Guillebaud's main conclusions were: that the Agricultural Research Council of the UK should be asked to send a grasslands expert to suggest the best methodology to be used on grassland research; that there should be an increase in the numbers of cattle kept on sheep farms; that the wages paid in Stanley and wages paid in Camp should be more closely and fairly aligned; that there should be an increase in Profits Taxation, but that farm owners should be able to offset their increased tax liabilities against any capital expenditure investment in grassland improvements; that there should be changes to the tax rates and there should be an examination of the securities in which the Public Fund was invested; that high priority should be given to constructing an airstrip near Stanley and the establishment of an air-link with South America; that significant improvements in education on the Falkland Islands were required and that larger contributions from government to off-set costs of the further education of children outside the Islands were needed; that the establishment of tenant farms was necessary and that other ways should be found to give employees some financial interest in the farms; that reassurance should be given to Islanders about the political future of 'their country'; that the Government should subsidise the passage of wives and families of men recruited to work on the farms, and that government should subsidise the cost of improving the accommodation for married people working on farms; that sheep farm owners should greatly improve their methods of recruitment; and that if the labour situation in Stanley did not rapidly improve, contract labour from Chile should be obtained.

It is striking that Guillebaud, despite being commissioned to report on the economy of the Colony, concerned himself with a wide range of social issues, with the reasons behind the steady decline in the human population of the Islands, and with how this could be halted.

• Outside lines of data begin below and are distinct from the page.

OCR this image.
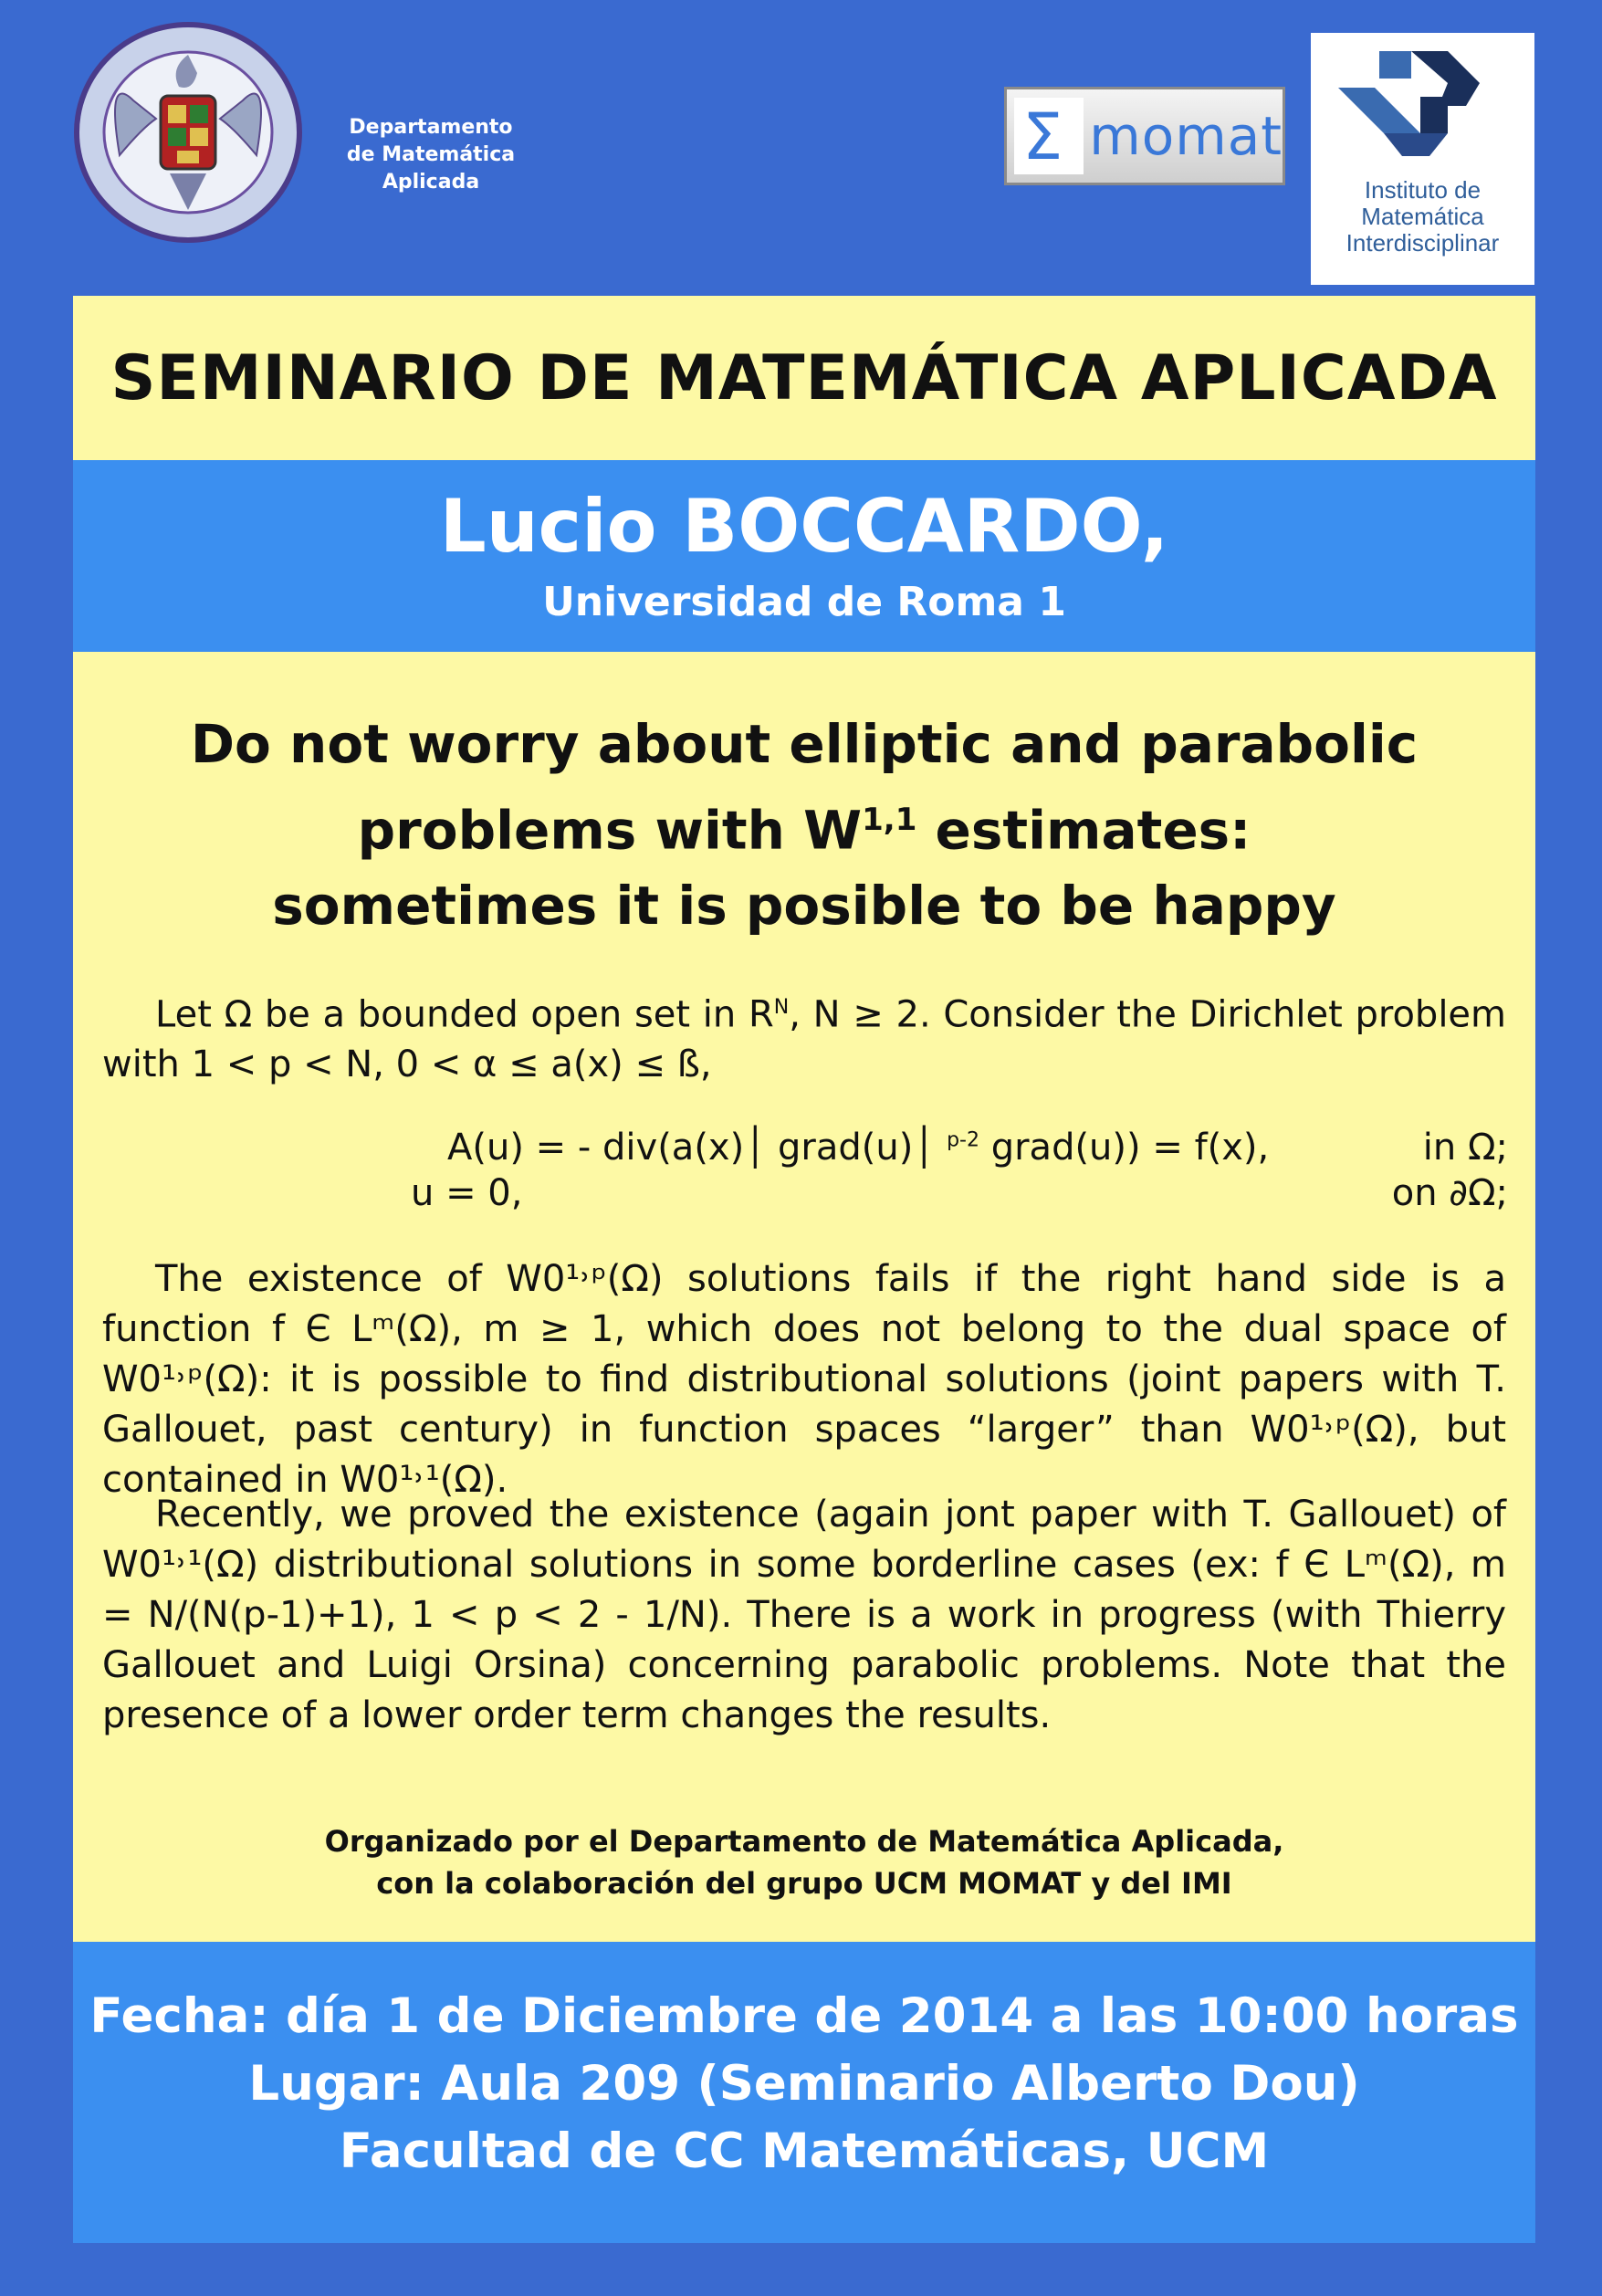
Departamento
de Matemática
Aplicada
Σ momat
Instituto de
Matemática
Interdisciplinar
SEMINARIO DE MATEMÁTICA APLICADA
Lucio BOCCARDO,
Universidad de Roma 1
Do not worry about elliptic and parabolic
problems with W$^{1,1}$ estimates:
sometimes it is posible to be happy
Let Ω be a bounded open set in $R^N$, N ≥ 2. Consider the Dirichlet problem with 1 < p < N, 0 < α ≤ a(x) ≤ ß,
A(u) = - div(a(x)│ grad(u)│ $^{p-2}$ grad(u)) = f(x),	in Ω;
u = 0,	on ∂Ω;
The existence of W0¹˒ᵖ(Ω) solutions fails if the right hand side is a function f Є Lᵐ(Ω), m ≥ 1, which does not belong to the dual space of W0¹˒ᵖ(Ω): it is possible to find distributional solutions (joint papers with T. Gallouet, past century) in function spaces “larger” than W0¹˒ᵖ(Ω), but contained in W0¹˒¹(Ω).
Recently, we proved the existence (again jont paper with T. Gallouet) of W0¹˒¹(Ω) distributional solutions in some borderline cases (ex: f Є Lᵐ(Ω), m = N/(N(p-1)+1), 1 < p < 2 - 1/N). There is a work in progress (with Thierry Gallouet and Luigi Orsina) concerning parabolic problems. Note that the presence of a lower order term changes the results.
Organizado por el Departamento de Matemática Aplicada,
con la colaboración del grupo UCM MOMAT y del IMI
Fecha: día 1 de Diciembre de 2014 a las 10:00 horas
Lugar: Aula 209 (Seminario Alberto Dou)
Facultad de CC Matemáticas, UCM
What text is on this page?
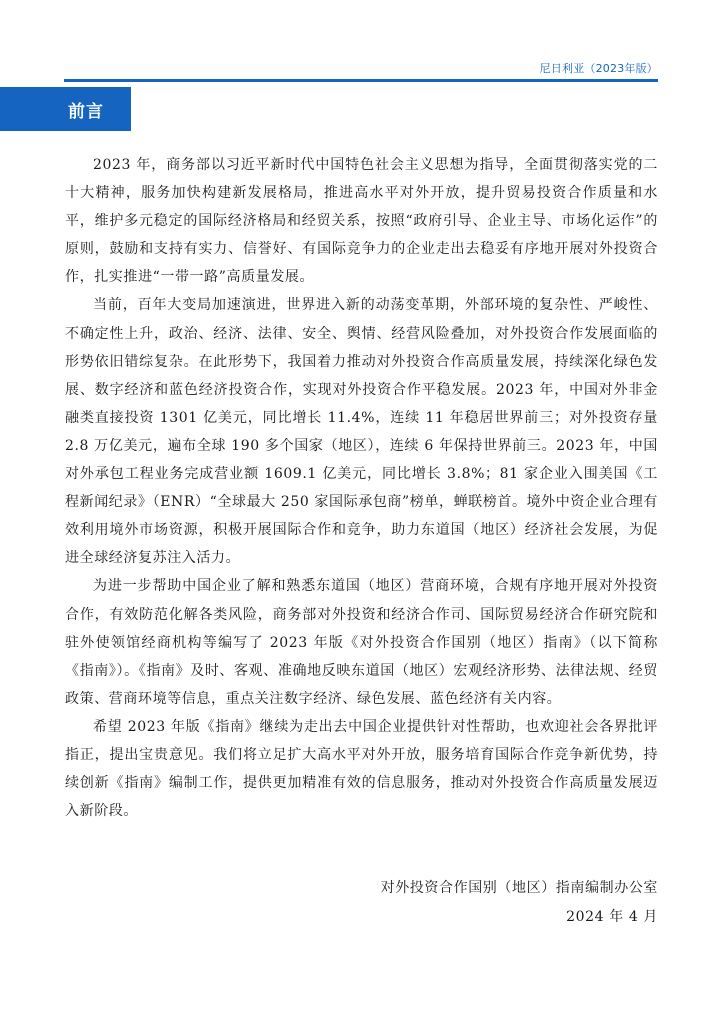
尼日利亚（2023年版）
前言

2023 年，商务部以习近平新时代中国特色社会主义思想为指导，全面贯彻落实党的二十大精神，服务加快构建新发展格局，推进高水平对外开放，提升贸易投资合作质量和水平，维护多元稳定的国际经济格局和经贸关系，按照“政府引导、企业主导、市场化运作”的原则，鼓励和支持有实力、信誉好、有国际竞争力的企业走出去稳妥有序地开展对外投资合作，扎实推进“一带一路”高质量发展。

当前，百年大变局加速演进，世界进入新的动荡变革期，外部环境的复杂性、严峻性、不确定性上升，政治、经济、法律、安全、舆情、经营风险叠加，对外投资合作发展面临的形势依旧错综复杂。在此形势下，我国着力推动对外投资合作高质量发展，持续深化绿色发展、数字经济和蓝色经济投资合作，实现对外投资合作平稳发展。2023 年，中国对外非金融类直接投资 1301 亿美元，同比增长 11.4%，连续 11 年稳居世界前三；对外投资存量 2.8 万亿美元，遍布全球 190 多个国家（地区），连续 6 年保持世界前三。2023 年，中国对外承包工程业务完成营业额 1609.1 亿美元，同比增长 3.8%；81 家企业入围美国《工程新闻纪录》（ENR）“全球最大 250 家国际承包商”榜单，蝉联榜首。境外中资企业合理有效利用境外市场资源，积极开展国际合作和竞争，助力东道国（地区）经济社会发展，为促进全球经济复苏注入活力。

为进一步帮助中国企业了解和熟悉东道国（地区）营商环境，合规有序地开展对外投资合作，有效防范化解各类风险，商务部对外投资和经济合作司、国际贸易经济合作研究院和驻外使领馆经商机构等编写了 2023 年版《对外投资合作国别（地区）指南》（以下简称《指南》）。《指南》及时、客观、准确地反映东道国（地区）宏观经济形势、法律法规、经贸政策、营商环境等信息，重点关注数字经济、绿色发展、蓝色经济有关内容。

希望 2023 年版《指南》继续为走出去中国企业提供针对性帮助，也欢迎社会各界批评指正，提出宝贵意见。我们将立足扩大高水平对外开放，服务培育国际合作竞争新优势，持续创新《指南》编制工作，提供更加精准有效的信息服务，推动对外投资合作高质量发展迈入新阶段。

对外投资合作国别（地区）指南编制办公室
2024 年 4 月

He finishes his report in a typically far-sighted manner:

I wish to express my personal belief and faith in the viability of the Falkland Islands' economy. But resolute action will be needed if a situation, which today is merely somewhat precarious, is to be prevented from reaching a stage when it becomes irreparable. It is not too much to say that the whole future of the Colony is now at stake.

Guillebaud died on 23 August 1971 in Cambridge after a prolonged illness. His wife died on 20 May 1974.